Il est dramatique, dans cette phase de reconstruction de la Bretagne, à partir d'une réécriture enfin saine de son histoire, et de l'élaboration d'une DOCTRINE débarrassée de tous les éléments parasites surajoutés par strates à partir des invasions de la Principauté SOUVERAINE de Bretagne en 1488, puis en 1491, de voir pêle-mêle confondues deux notions rigoureusement indépendantes l'une de l'autre:
a - LA SOUVERAINETE. Est souverain celui qui exerce au sommet les prérogatives de l'Etat, appelées souvent “régaliennes”: gouverner, élaborer les lois et les modifier, rendre la justice, faire la guerre et la paix, désigner des ambassadeurs et conduire la diplomatie, signer des traités, battre monnaie …
b -Le fait de conclure des TRAITES D'ALLIANCE avec les souverains voisins, en particulier ceux qui, dans la hiérarchie des Etats, occupent par l'étendue de leur territoire, leur puissance, leur prestige, un rang honorifiquement supérieur.
La France et la Bretagne du Moyen Âge sont DEUX ETATS RIGOUREUSEMENT DISTINCTS. Le roi de France et le Duc de Bretagne sont l'un et l'autre Souverains dans leurs pays respectifs. “Le Duc est roi dans sa Duché”; “le Roi est empereur dans son royaume”, tels sont les deux adages utilisés de part et d'autre de la frontière brito-française.
Les deux pays ont, progressivement, d' UNE MANIERE PARALLELE, mis en place LEUR APPAREIL ETATIQUE, les deux se distinguant par des différences fondamentales, le premier (la France) évoluant vers l'absolutisme, le second (la Bretagne), vers le consensualisme, c'est à dire la démocratie. (Contrairement à ce que l'on pense, les tendances démocratiques sont très présentes au moyen-âge; voir l'ouvrage de François-Tommy Perrens, La démocratie en France au moyen âge, Paris, 1873, et Genève 1975). CHACUN EXERCE DANS SA PRINCIPAUTE LES POUVOIRS REGALIENS tels que définis ci-dessus: l'autorité du roi de France s'arrête NET aux frontières de Bretagne; symétriquement, les prérogatives du Duc de Bretagne s'arrêtent NET aux dites frontières (Marcel Planiol, tome 3, pages 51 et suivantes, pages 94, 95, 123, 124 ….). Marcel Planiol résume toute la question de la manière suivante: “On ne pourrait citer une seule ordonnance royale (= une seule loi promulguée en France), qui ait reçu son exécution en Bretagne. le pouvoir législatif s'exerce à l'intérieur du Duché d'une façon SOUVERAINE et INDEPENDANTE. Celui du roi S'ARRETE AUX FRONTIERES”.

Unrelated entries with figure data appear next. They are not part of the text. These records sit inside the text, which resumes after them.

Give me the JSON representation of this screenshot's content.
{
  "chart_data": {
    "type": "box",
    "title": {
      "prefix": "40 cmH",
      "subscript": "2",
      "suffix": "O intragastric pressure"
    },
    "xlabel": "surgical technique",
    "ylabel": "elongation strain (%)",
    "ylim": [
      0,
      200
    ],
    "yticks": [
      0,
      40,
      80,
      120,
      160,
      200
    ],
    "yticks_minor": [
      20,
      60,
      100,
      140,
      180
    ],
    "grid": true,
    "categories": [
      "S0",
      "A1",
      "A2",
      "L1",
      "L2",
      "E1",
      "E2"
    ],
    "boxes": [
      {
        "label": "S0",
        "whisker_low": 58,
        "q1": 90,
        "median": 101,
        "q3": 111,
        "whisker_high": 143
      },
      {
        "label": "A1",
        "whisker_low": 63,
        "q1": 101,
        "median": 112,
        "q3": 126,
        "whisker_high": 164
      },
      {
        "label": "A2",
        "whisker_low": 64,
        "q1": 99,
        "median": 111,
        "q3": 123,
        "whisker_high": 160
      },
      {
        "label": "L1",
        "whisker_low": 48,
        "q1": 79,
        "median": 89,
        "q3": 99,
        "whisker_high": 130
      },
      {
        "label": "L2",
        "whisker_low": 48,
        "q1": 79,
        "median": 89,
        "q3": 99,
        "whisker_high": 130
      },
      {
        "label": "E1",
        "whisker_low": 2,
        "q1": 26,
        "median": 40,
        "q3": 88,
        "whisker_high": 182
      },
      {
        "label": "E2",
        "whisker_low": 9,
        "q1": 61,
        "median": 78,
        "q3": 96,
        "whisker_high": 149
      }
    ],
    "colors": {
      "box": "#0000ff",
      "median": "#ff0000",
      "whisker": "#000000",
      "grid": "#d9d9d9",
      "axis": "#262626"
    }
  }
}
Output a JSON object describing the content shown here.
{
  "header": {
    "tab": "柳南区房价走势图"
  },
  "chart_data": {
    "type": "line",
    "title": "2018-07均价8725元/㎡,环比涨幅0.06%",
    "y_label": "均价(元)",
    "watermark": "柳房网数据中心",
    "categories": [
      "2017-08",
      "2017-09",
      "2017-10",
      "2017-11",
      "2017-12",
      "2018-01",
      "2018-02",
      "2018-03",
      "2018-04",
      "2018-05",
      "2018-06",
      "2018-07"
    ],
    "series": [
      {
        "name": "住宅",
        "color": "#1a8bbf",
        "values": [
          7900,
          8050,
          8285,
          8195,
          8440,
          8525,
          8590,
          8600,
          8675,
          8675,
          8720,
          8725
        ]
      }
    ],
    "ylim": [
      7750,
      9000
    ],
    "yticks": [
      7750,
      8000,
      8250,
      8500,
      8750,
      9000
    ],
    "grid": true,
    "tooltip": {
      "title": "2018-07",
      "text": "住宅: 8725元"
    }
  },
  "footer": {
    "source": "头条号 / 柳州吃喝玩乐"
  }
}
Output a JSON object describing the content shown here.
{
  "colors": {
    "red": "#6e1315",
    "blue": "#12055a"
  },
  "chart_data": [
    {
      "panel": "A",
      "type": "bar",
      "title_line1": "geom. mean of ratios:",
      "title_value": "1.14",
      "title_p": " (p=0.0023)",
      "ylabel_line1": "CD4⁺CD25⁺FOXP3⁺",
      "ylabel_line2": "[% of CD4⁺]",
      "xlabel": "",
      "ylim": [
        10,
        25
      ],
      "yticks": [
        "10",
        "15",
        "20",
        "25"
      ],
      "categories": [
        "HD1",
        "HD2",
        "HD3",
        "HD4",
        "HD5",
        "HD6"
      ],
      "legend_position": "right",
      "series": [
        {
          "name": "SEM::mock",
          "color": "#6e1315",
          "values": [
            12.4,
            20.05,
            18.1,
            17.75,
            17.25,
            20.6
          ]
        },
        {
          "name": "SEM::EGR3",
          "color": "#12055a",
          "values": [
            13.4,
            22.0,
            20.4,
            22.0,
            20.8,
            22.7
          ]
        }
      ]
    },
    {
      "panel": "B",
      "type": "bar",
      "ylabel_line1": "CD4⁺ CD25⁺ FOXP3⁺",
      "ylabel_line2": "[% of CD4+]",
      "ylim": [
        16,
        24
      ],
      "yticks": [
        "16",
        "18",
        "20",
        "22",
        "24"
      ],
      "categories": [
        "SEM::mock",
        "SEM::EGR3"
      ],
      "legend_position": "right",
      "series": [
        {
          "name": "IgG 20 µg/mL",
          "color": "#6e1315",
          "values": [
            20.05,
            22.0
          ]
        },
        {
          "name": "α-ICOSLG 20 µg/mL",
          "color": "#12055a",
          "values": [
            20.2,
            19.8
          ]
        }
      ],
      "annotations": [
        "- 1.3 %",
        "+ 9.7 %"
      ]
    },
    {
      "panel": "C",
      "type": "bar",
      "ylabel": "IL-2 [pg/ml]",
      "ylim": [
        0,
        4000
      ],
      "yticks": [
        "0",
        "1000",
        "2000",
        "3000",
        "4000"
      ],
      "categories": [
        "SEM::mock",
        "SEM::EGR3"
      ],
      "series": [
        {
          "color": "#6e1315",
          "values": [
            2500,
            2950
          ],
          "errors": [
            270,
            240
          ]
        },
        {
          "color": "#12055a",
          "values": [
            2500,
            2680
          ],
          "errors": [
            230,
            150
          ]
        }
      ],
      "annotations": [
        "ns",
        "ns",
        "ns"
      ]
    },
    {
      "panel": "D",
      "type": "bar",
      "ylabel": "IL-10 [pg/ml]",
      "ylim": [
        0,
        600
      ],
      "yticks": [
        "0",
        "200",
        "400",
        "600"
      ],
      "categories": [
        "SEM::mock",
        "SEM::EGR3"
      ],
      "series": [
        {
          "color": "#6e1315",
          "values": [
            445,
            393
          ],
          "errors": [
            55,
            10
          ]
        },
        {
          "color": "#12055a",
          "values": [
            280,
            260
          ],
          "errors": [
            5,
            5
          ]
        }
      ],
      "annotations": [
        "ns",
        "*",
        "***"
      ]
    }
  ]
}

Les deux pays entretiennent des rapports quasi-constamment conflictuels, avec des phases d'accalmie plus ou moins longues, le plus puissant des deux (la France) essayant en permanence d'empiéter sur les prérogatives de la Principauté de Bretagne. Celle-ci se défend avec un acharnement féroce, avec succès, jusqu'au moment ou elle succombe sous les invasions de son ennemi millénaire, en 1488, puis en 1491.
Au début de chaque règne, le Duc de Bretagne prête, comme on dit, “hommage” au roi de France: par là, il CONCLUT AVEC LUI UN CONTRAT D'ALLIANCE, rien d'autre. Il reconnait la suprématie HONORIFIQUE du roi de France, ce qui est normal, celui-ci étant à la tête d'un pays beaucoup plus étendu et plus puissant, mais ne lui concède strictement RIEN de sa propre souveraineté sur SES ETATS. Le fait que l'un prête hommage à l'autre ne change rien au fait que, dans sa Duché , le Duc est souverain.